Question

The self-energy of a conducting shell of radius $R$ and charge $Q$ is:
A. $\dfrac{k{{Q}^{2}}}{R}$
B. $\dfrac{k{{Q}^{2}}}{2R}$
C. $\dfrac{2k{{Q}^{2}}}{R}$
D. $\dfrac{3k{{Q}^{2}}}{5R}$

Answer 1

The work done to make a body charged is stored in the form of energy. This energy is known as self-energy. It is assumed that when a body is charged small charges are brought near the object from infinity and charges are brought one after others they don’t interact with the object in bulk.

Complete answer:
When an object is charged a charge is brought near the object from the infinity. Hypothetically it is assumed that when the first charge is brought from infinity to a non-charged it does not experience any kind of force (opposing force). When the other charge particle (carrier) is brought near to the object it experiences some force exerted by the charge already present on the object.

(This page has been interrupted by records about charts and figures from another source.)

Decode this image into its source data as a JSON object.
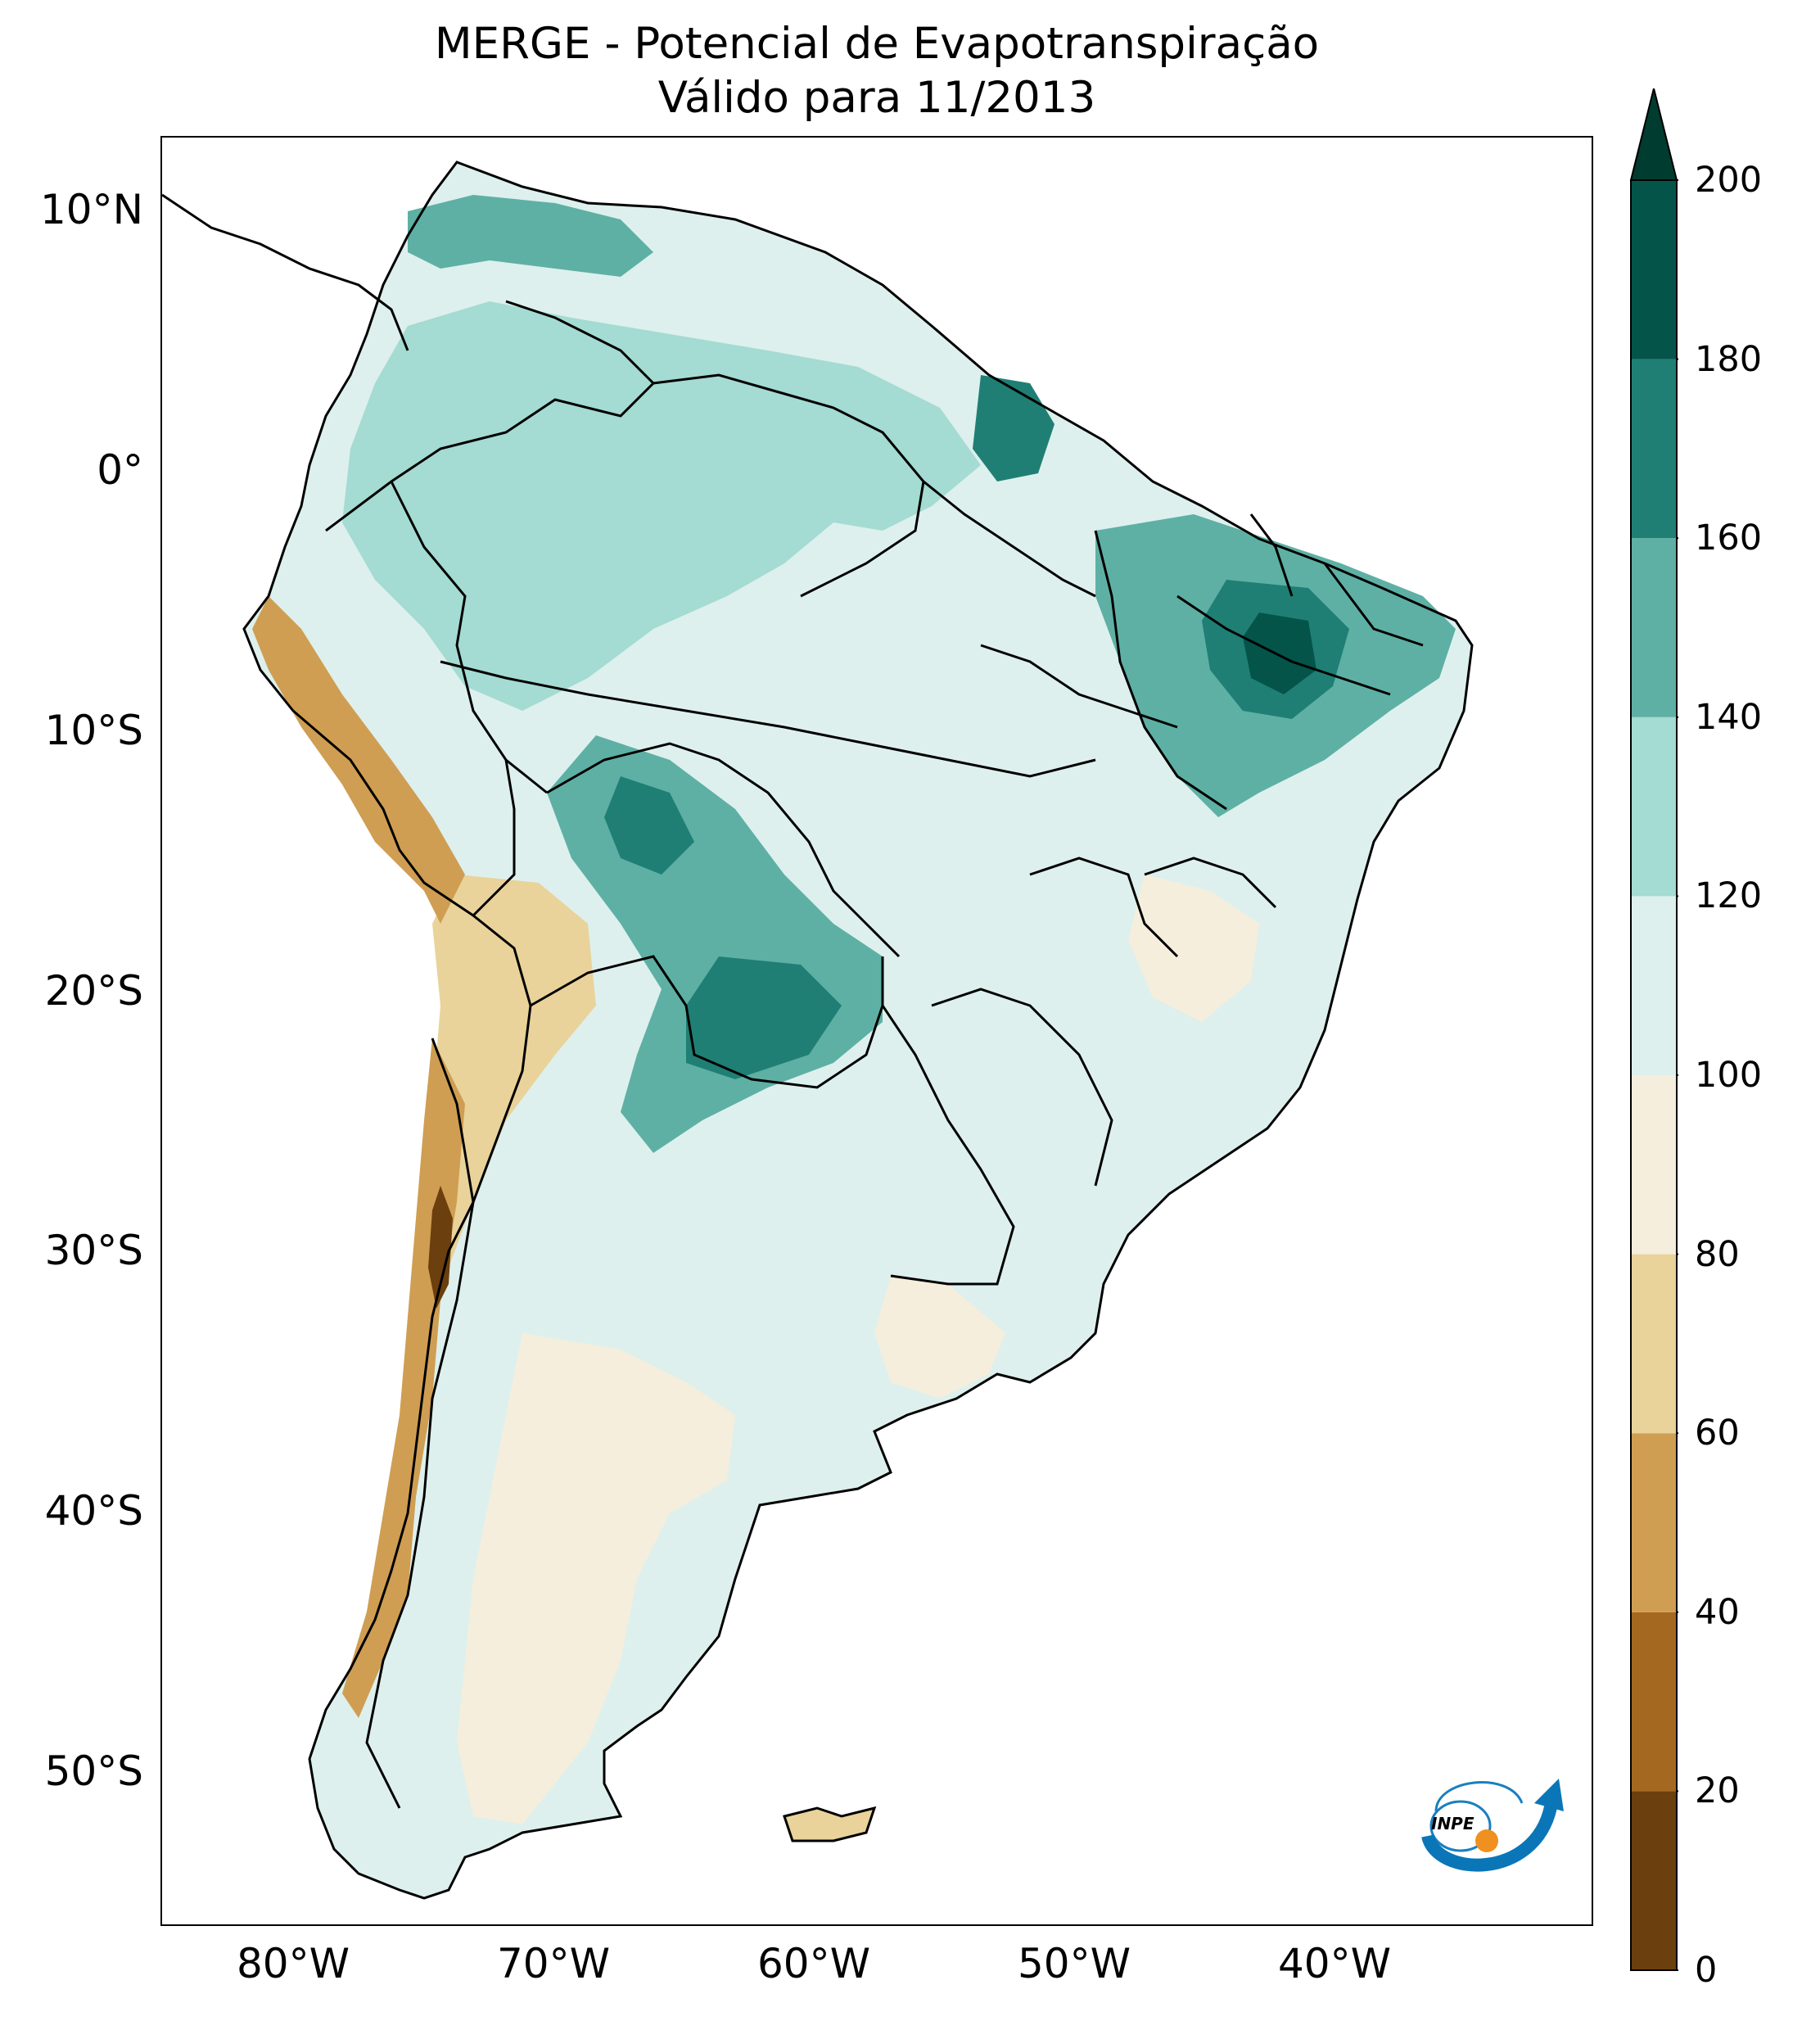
{
  "title": {
    "line1": "MERGE - Potencial de Evapotranspiração",
    "line2": "Válido para 11/2013"
  },
  "axes": {
    "lat_labels": [
      "10°N",
      "0°",
      "10°S",
      "20°S",
      "30°S",
      "40°S",
      "50°S"
    ],
    "lon_labels": [
      "80°W",
      "70°W",
      "60°W",
      "50°W",
      "40°W"
    ]
  },
  "map": {
    "region": "South America",
    "variable": "Potencial de Evapotranspiração",
    "lon_range": [
      -85,
      -30
    ],
    "lat_range": [
      -56,
      13
    ]
  },
  "colorbar": {
    "ticks": [
      "0",
      "20",
      "40",
      "60",
      "80",
      "100",
      "120",
      "140",
      "160",
      "180",
      "200"
    ],
    "bounds": [
      0,
      20,
      40,
      60,
      80,
      100,
      120,
      140,
      160,
      180,
      200
    ],
    "colors": [
      "#6b3f0e",
      "#a56820",
      "#cf9e52",
      "#e9d39a",
      "#f5eedd",
      "#ddf0ed",
      "#a4dbd2",
      "#5eb0a4",
      "#1f7f75",
      "#04544a"
    ],
    "extend_color": "#003c30"
  },
  "logo": {
    "text": "INPE"
  }
}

Let us suppose that at a time $t$ the instantaneous charge is brought towards the object be $dq$. So the work done by the body to make the object charged will be,
$\begin{aligned} & dW=dt\Delta V \\\ & \Rightarrow dW=\dfrac{kq}{R}dq \\\ \end{aligned}$
Where,
$k$ is the constant whose value is $\dfrac{1}{4\pi {{\varepsilon }_{0}}}or\ 9\times {{10}^{9}}$
$R$ is the radius of the sphere
$q$ is the charge already present on the surface
$dq$ is the charge brought from infinity to the surface
Let the maximum charge that the spherical shell can gain in time $t$ is $Q$. By integrating both the sides of the above equations over the of time 0 to $t$ and charge 0 to $Q$. The work done by the charge is given by,
$\begin{aligned} & \Rightarrow W=\dfrac{k}{R}\int_{0}^{Q}{qdq} \\\ & \Rightarrow W=\dfrac{k}{R}\left[ \dfrac{{{q}^{2}}}{2} \right]_{0}^{Q} \\\ & \Rightarrow W=k\dfrac{{{Q}^{2}}}{2R} \\\ \end{aligned}$
The work done is stored in the form of energy inside the sphere. The stored energy is termed as self-charge of the body.

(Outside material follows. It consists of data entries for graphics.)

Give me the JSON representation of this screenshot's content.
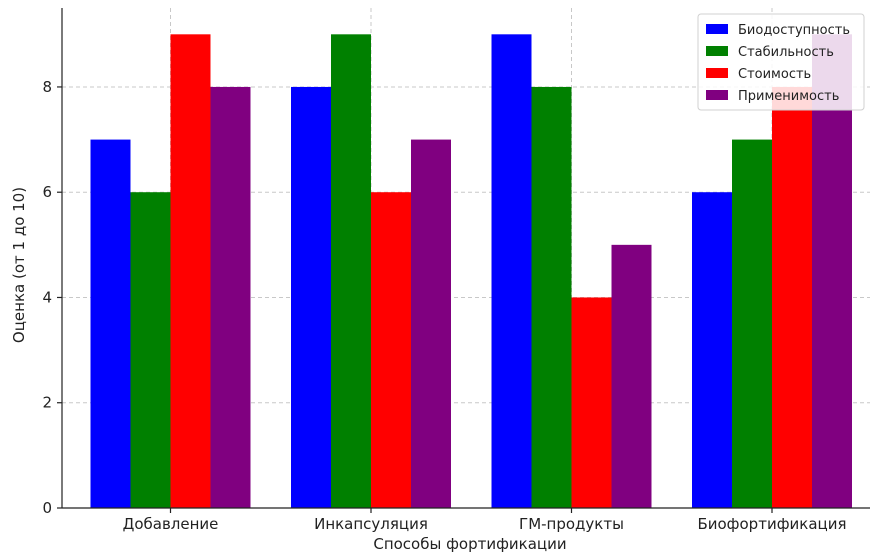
{
  "chart_data": {
    "type": "bar",
    "title": "",
    "xlabel": "Способы фортификации",
    "ylabel": "Оценка (от 1 до 10)",
    "categories": [
      "Добавление",
      "Инкапсуляция",
      "ГМ-продукты",
      "Биофортификация"
    ],
    "series": [
      {
        "name": "Биодоступность",
        "color": "#0000ff",
        "values": [
          7,
          8,
          9,
          6
        ]
      },
      {
        "name": "Стабильность",
        "color": "#008000",
        "values": [
          6,
          9,
          8,
          7
        ]
      },
      {
        "name": "Стоимость",
        "color": "#ff0000",
        "values": [
          9,
          6,
          4,
          8
        ]
      },
      {
        "name": "Применимость",
        "color": "#800080",
        "values": [
          8,
          7,
          5,
          9
        ]
      }
    ],
    "ylim": [
      0,
      9.5
    ],
    "yticks": [
      0,
      2,
      4,
      6,
      8
    ],
    "grid": true,
    "legend_position": "top-right"
  }
}
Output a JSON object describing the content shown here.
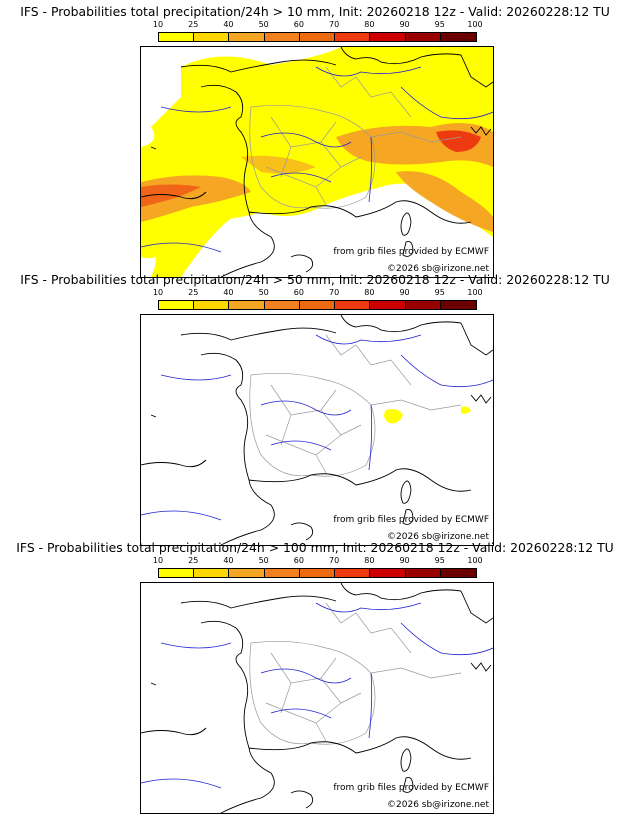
{
  "panels": [
    {
      "title": "IFS - Probabilities total precipitation/24h > 10 mm, Init: 20260218 12z - Valid: 20260228:12 TU",
      "threshold_mm": 10,
      "rain_level": "widespread"
    },
    {
      "title": "IFS - Probabilities total precipitation/24h > 50 mm, Init: 20260218 12z - Valid: 20260228:12 TU",
      "threshold_mm": 50,
      "rain_level": "small-patches"
    },
    {
      "title": "IFS - Probabilities total precipitation/24h > 100 mm, Init: 20260218 12z - Valid: 20260228:12 TU",
      "threshold_mm": 100,
      "rain_level": "none"
    }
  ],
  "colorbar": {
    "ticks": [
      "10",
      "25",
      "40",
      "50",
      "60",
      "70",
      "80",
      "90",
      "95",
      "100"
    ],
    "colors": [
      "#ffff00",
      "#ffd700",
      "#f5a623",
      "#f08020",
      "#ee6a10",
      "#ee3a10",
      "#cc0000",
      "#990000",
      "#6b0000"
    ]
  },
  "credits": {
    "grib": "from grib files provided by ECMWF",
    "copyright": "©2026 sb@irizone.net"
  },
  "map_colors": {
    "coast": "#000000",
    "rivers": "#2020d0",
    "borders": "#9a9a9a",
    "yellow": "#ffff00",
    "orange": "#f5a623",
    "red": "#ee3a10"
  }
}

So, the correct option showing the true value of the self-charge on the body is Option B.

Note:
When a charge does some work against some opposing force it develops certain potential differences between the object and the surroundings. This potential difference gives rise to a voltage. This potential difference is very necessary for the charge flow in a circuit. If there is no potential difference there will be zero charge flow in the circuit.